Le second aspect concerne le rappel de la nécessité qu’il y a à contrôler tout pouvoir. C’est ce que précise Niebuhr dans sa critique du pessimisme politique de Hobbes et de Luther, pessimisme qu’il juge insuffisamment radical, dans la mesure où il n’aurait pas été appliqué à ceux qui détiennent le pouvoir. Niebuhr a reconnu la présence du péché, de l’affirmation désordonnée de soi, à tous les niveaux de l’expérience humaine.
Le dernier aspect, qui résume les précédents, est celui que Chritopher Lasch, dans un chapitre intéressant consacré à Niebuhr, a décrit lorsqu’il parle «de la discipline morale contre le ressentiment»10. Il s’agit, en substance, de l’affirmation pratique que le péché n’agit pas seulement dans les autres, mais aussi en nous-mêmes. Cette conscience nous empêche de considérer des positions différentes des nôtres comme immorales et de leur opposer les nôtres comme morales.

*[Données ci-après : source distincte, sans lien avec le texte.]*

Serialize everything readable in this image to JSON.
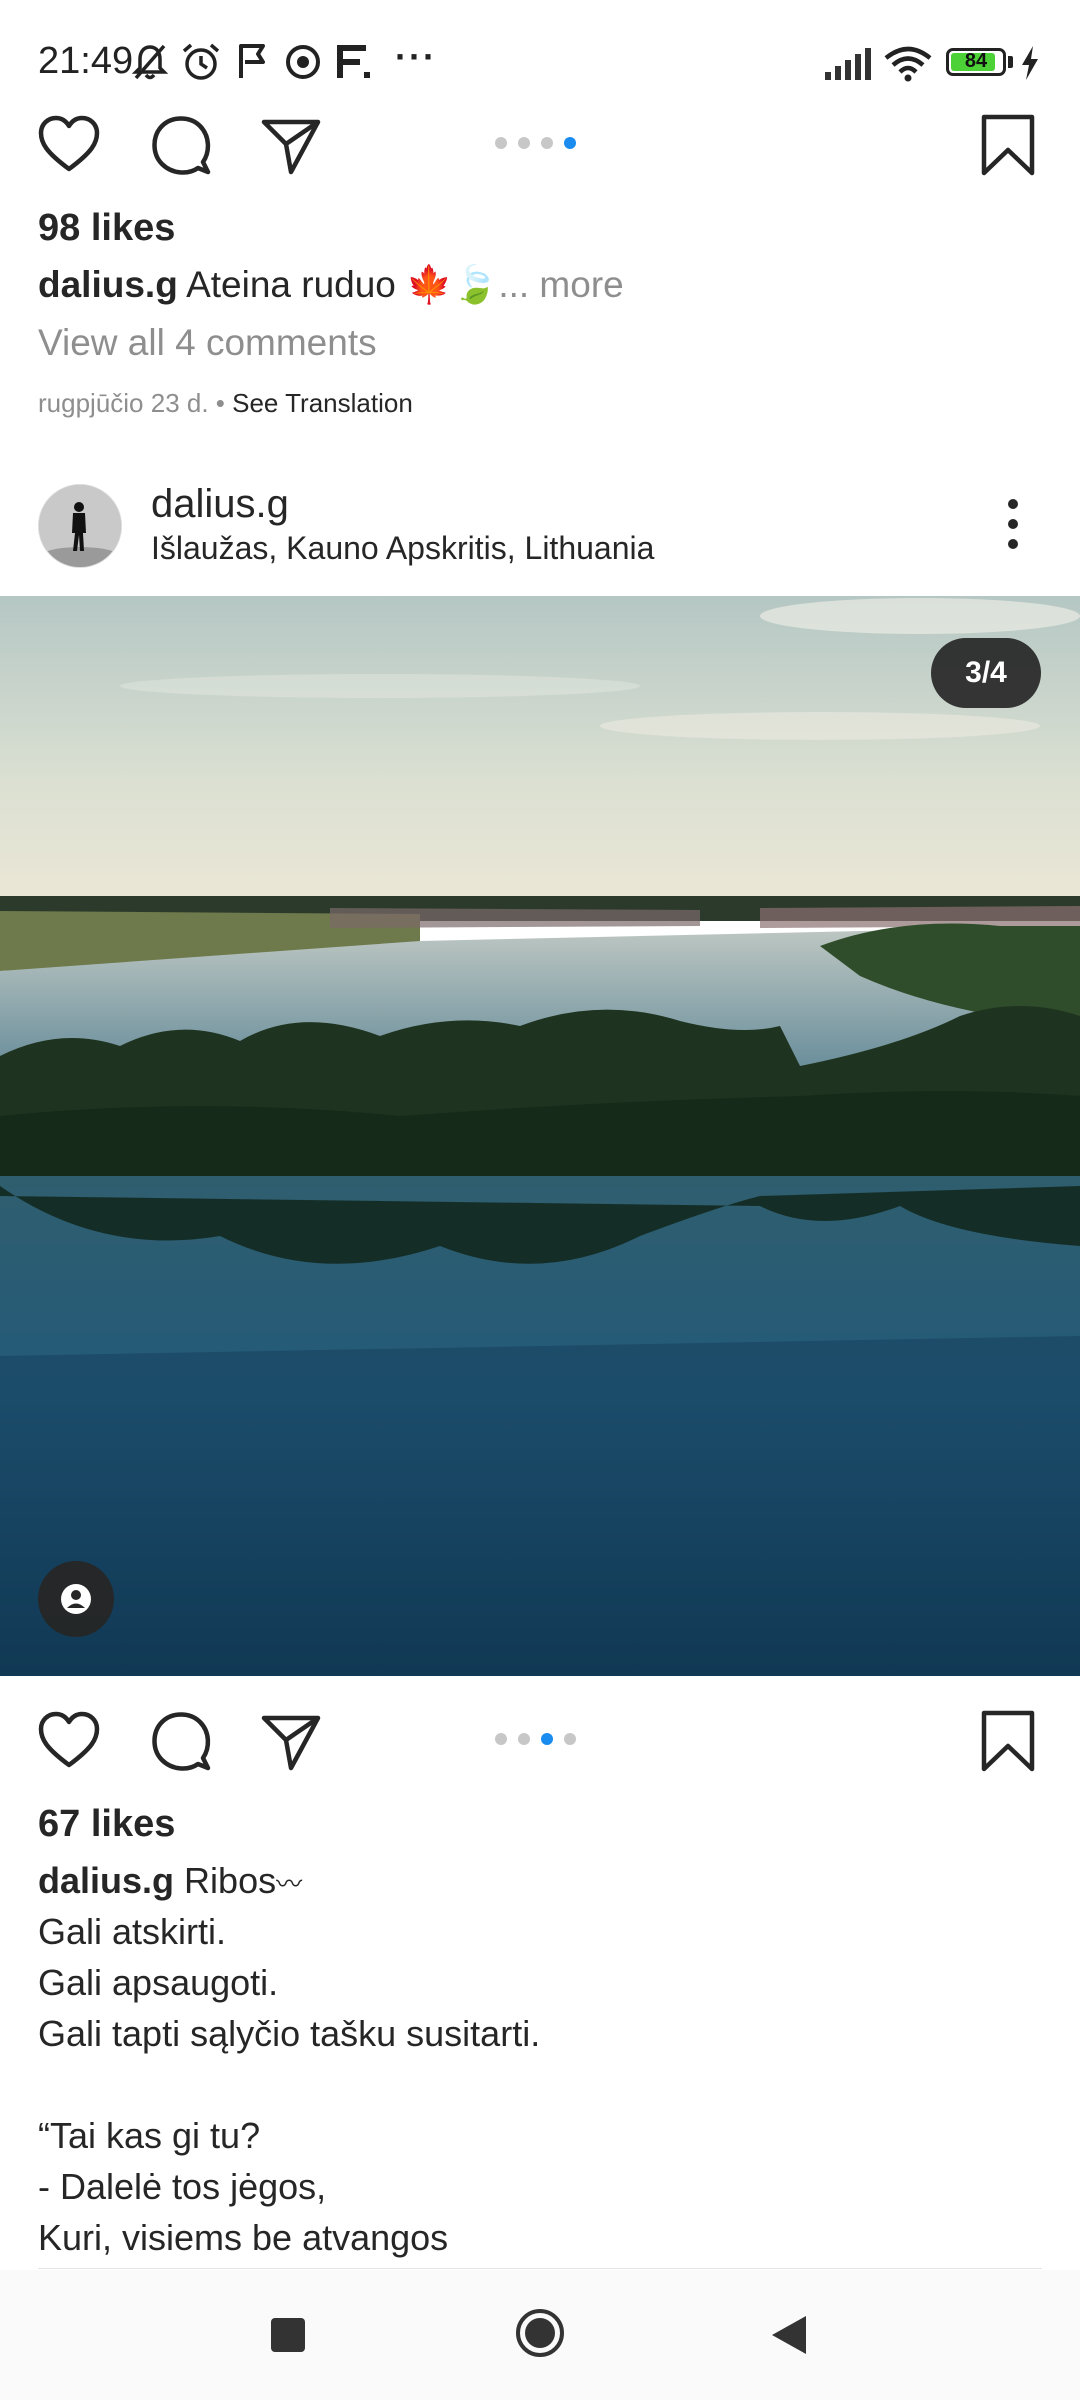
{
  "status_bar": {
    "time": "21:49",
    "battery_level": 84,
    "battery_text": "84",
    "icons": [
      "mute-icon",
      "alarm-icon",
      "flag-icon",
      "screen-record-icon",
      "f-app-icon",
      "more-notifications-icon",
      "signal-icon",
      "wifi-icon",
      "battery-icon",
      "charging-icon"
    ],
    "overflow": "···"
  },
  "post1": {
    "likes": "98 likes",
    "username": "dalius.g",
    "caption": "Ateina ruduo 🍁🍃",
    "more": "... more",
    "view_comments": "View all 4 comments",
    "date": "rugpjūčio 23 d.",
    "separator": " • ",
    "see_translation": "See Translation",
    "carousel_total": 4,
    "carousel_active": 4
  },
  "post2": {
    "username": "dalius.g",
    "location": "Išlaužas, Kauno Apskritis, Lithuania",
    "counter": "3/4",
    "likes": "67 likes",
    "caption_first": "Ribos",
    "caption_wave": "〰",
    "caption_lines": [
      "Gali atskirti.",
      "Gali apsaugoti.",
      "Gali tapti sąlyčio tašku susitarti.",
      "",
      "“Tai kas gi tu?",
      "- Dalelė tos jėgos,",
      "Kuri, visiems be atvangos"
    ],
    "carousel_total": 4,
    "carousel_active": 3
  },
  "colors": {
    "accent_blue": "#1a8cf0",
    "text": "#262626",
    "muted": "#8e8e8e",
    "battery_green": "#4cd137"
  },
  "nav": {
    "icons": [
      "recents-icon",
      "home-icon",
      "back-icon"
    ]
  }
}
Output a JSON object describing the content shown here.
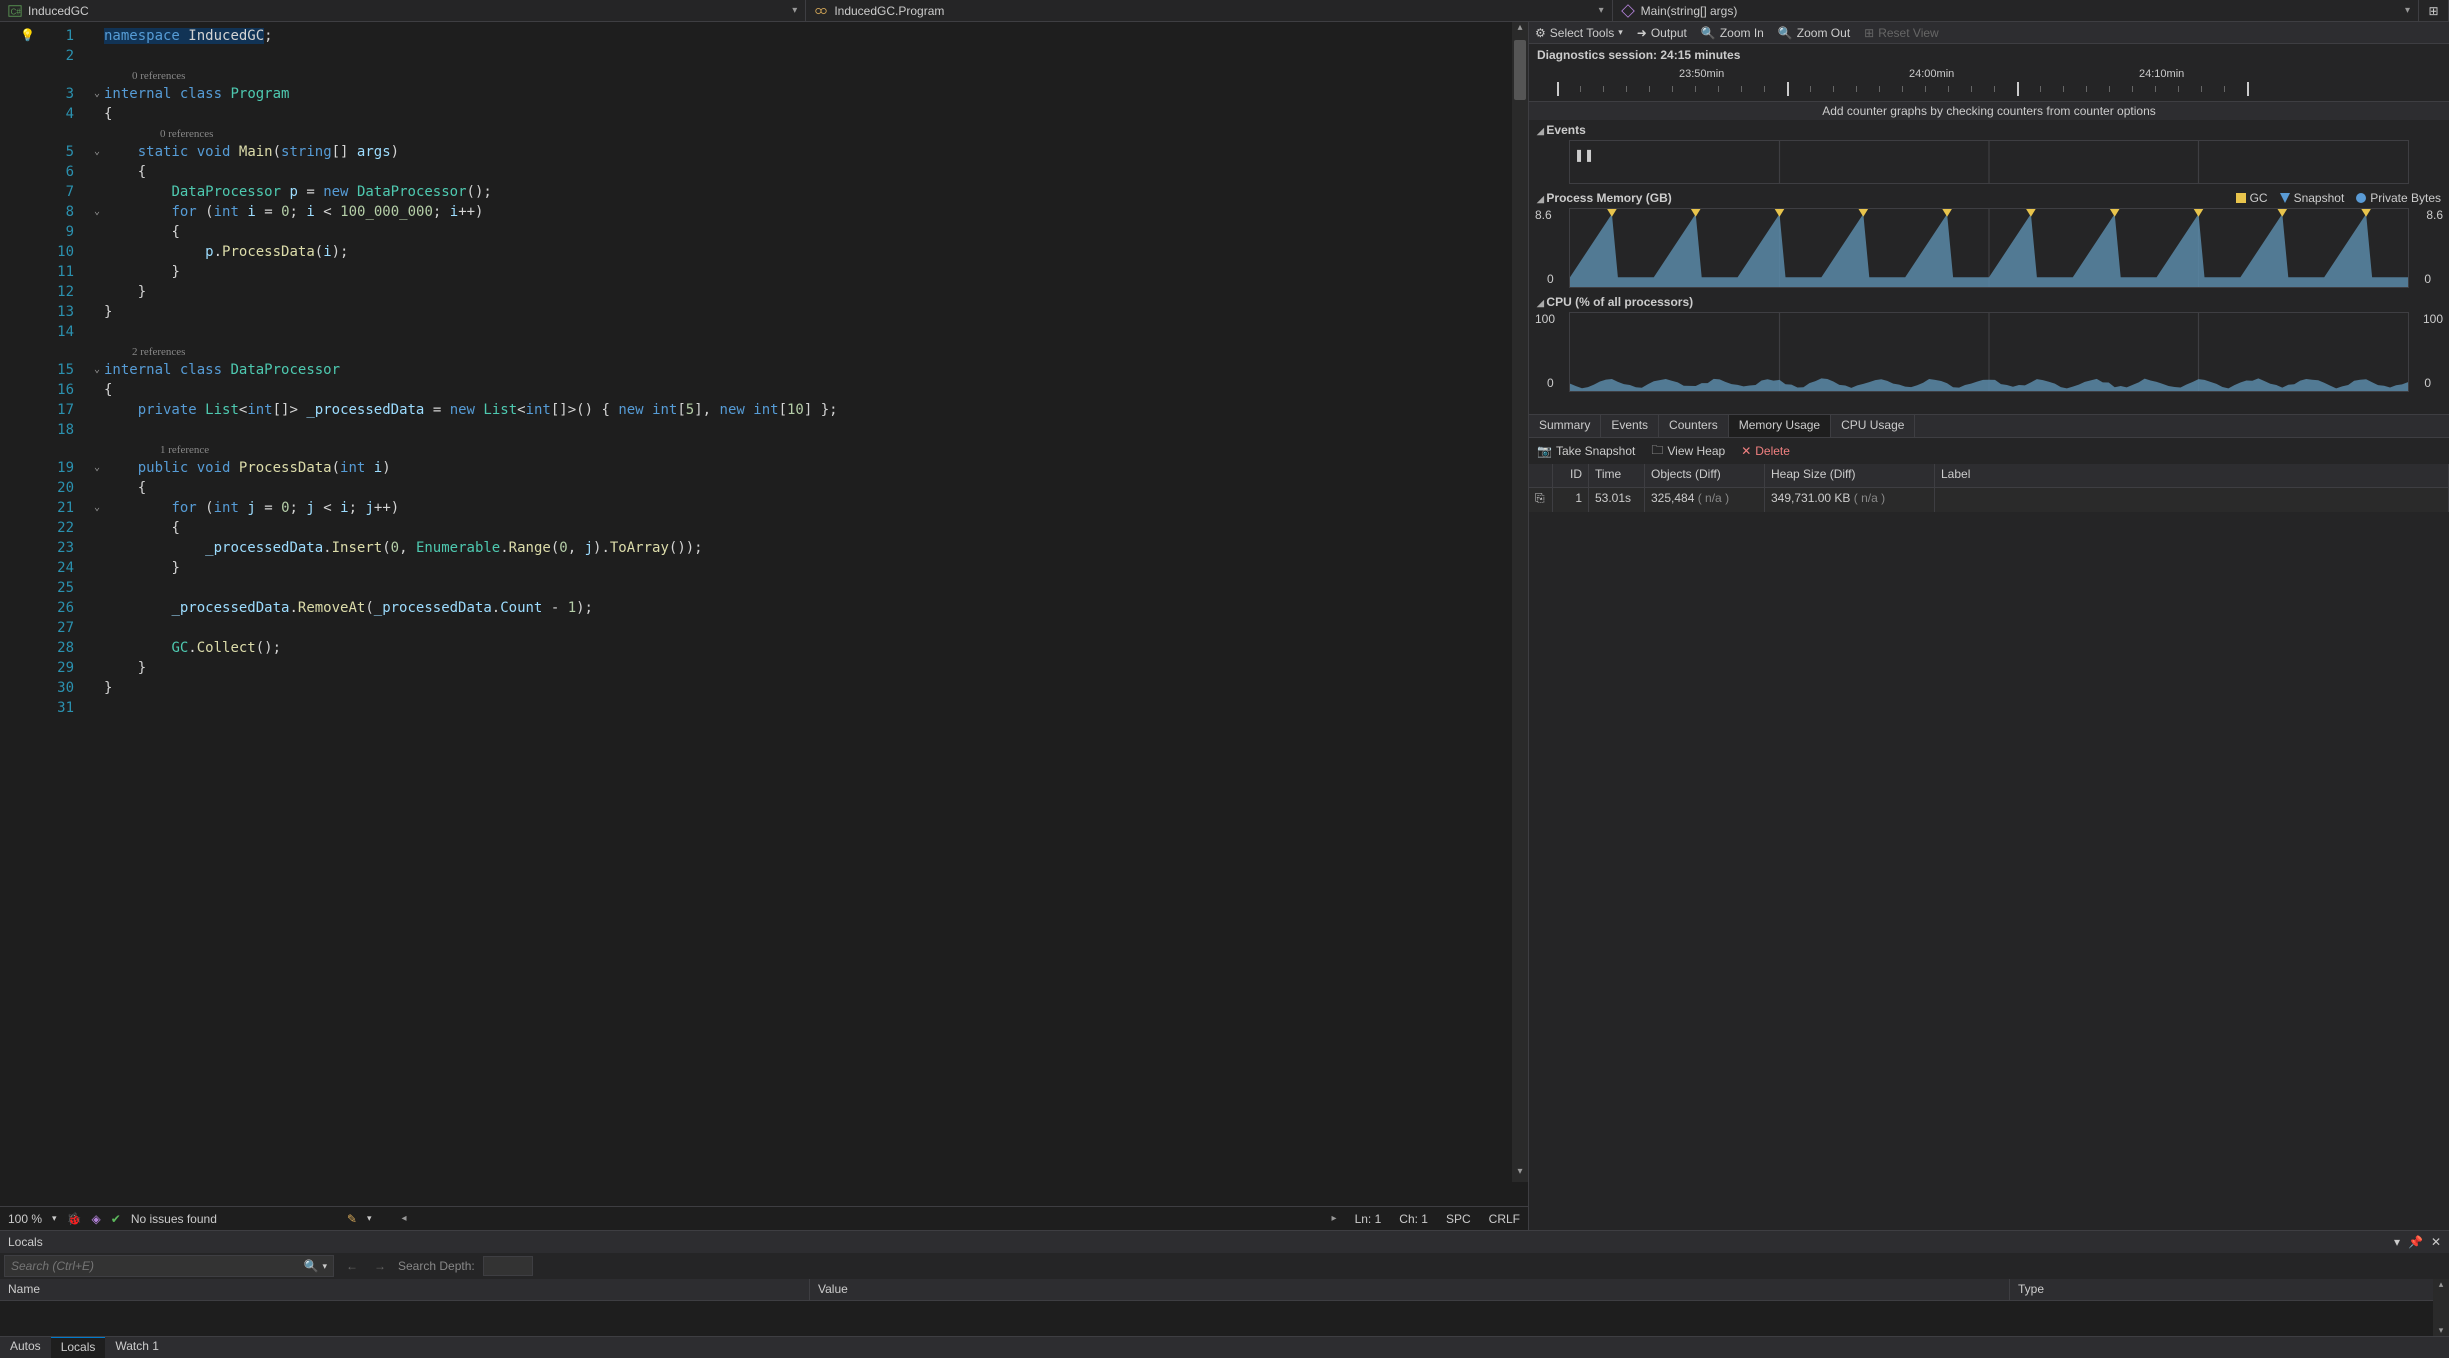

Affirmer sa propre supériorité morale comme justification d’une option pratique et politique particulière, condamner le mal exclusivement chez les autres, c’est méconnaître précisément la nature réelle de l’homme après le péché originel. Se comporter de cette façon conduit, comme le dit Niebuhr, à «la sanctification de sa propre position»11. C’est conférer une aura de sacralité à des intérêts particuliers qui ont la prétention d’être universels. Ce comportement est source de violence dans la mesure où il nie la présence de la même nature humaine en nous et dans les autres et conduit à traiter ceux qui soutiennent des options pratiques différentes des nôtres comme le mal personnifié.

Notes
1 L. Giussani, Teologia protestante americana, La Scuola Cattolica, Venegono Inferiore 1969, p. 141.
2 R. Niebuhr, Pious and Secular America, Scribners, New York 1958, p. 1.
3 R. Niebuhr, A theology for praxis, tr. it., Una teologia per la prassi, Queriniana, Brescia 1977, p. 55.
4 R. Niebuhr, tr.it., The political realism of Augustine, tr. it., Il realismo politico di Agostino, in G. Dessì, Niebuhr. Antropologia cristiana e democrazia, Studium, Roma 1993, pp.77-78.
5 Ibidem, p. 79.
6 Ibidem, p. 82.
7 Ibidem, p. 85.
8 Ibidem.
9 Ibidem, p. 88.
10 C. Lasch, Paradise on earth. Progress and its critique, tr. it., Il paradiso in terra. Il progresso e la sua critica, Feltrinelli, Milano 1992, p. 356.
11 Ce thème revient sans cesse dans les écrits de Niebuhr. Que l’on voie parmi les nombreux passages le refus «de donner une sanction morale à ses intérêts propres» qu’il exprime dans The Children of Light and The Children of Darkness, Scribners, New York 1944, p. 16.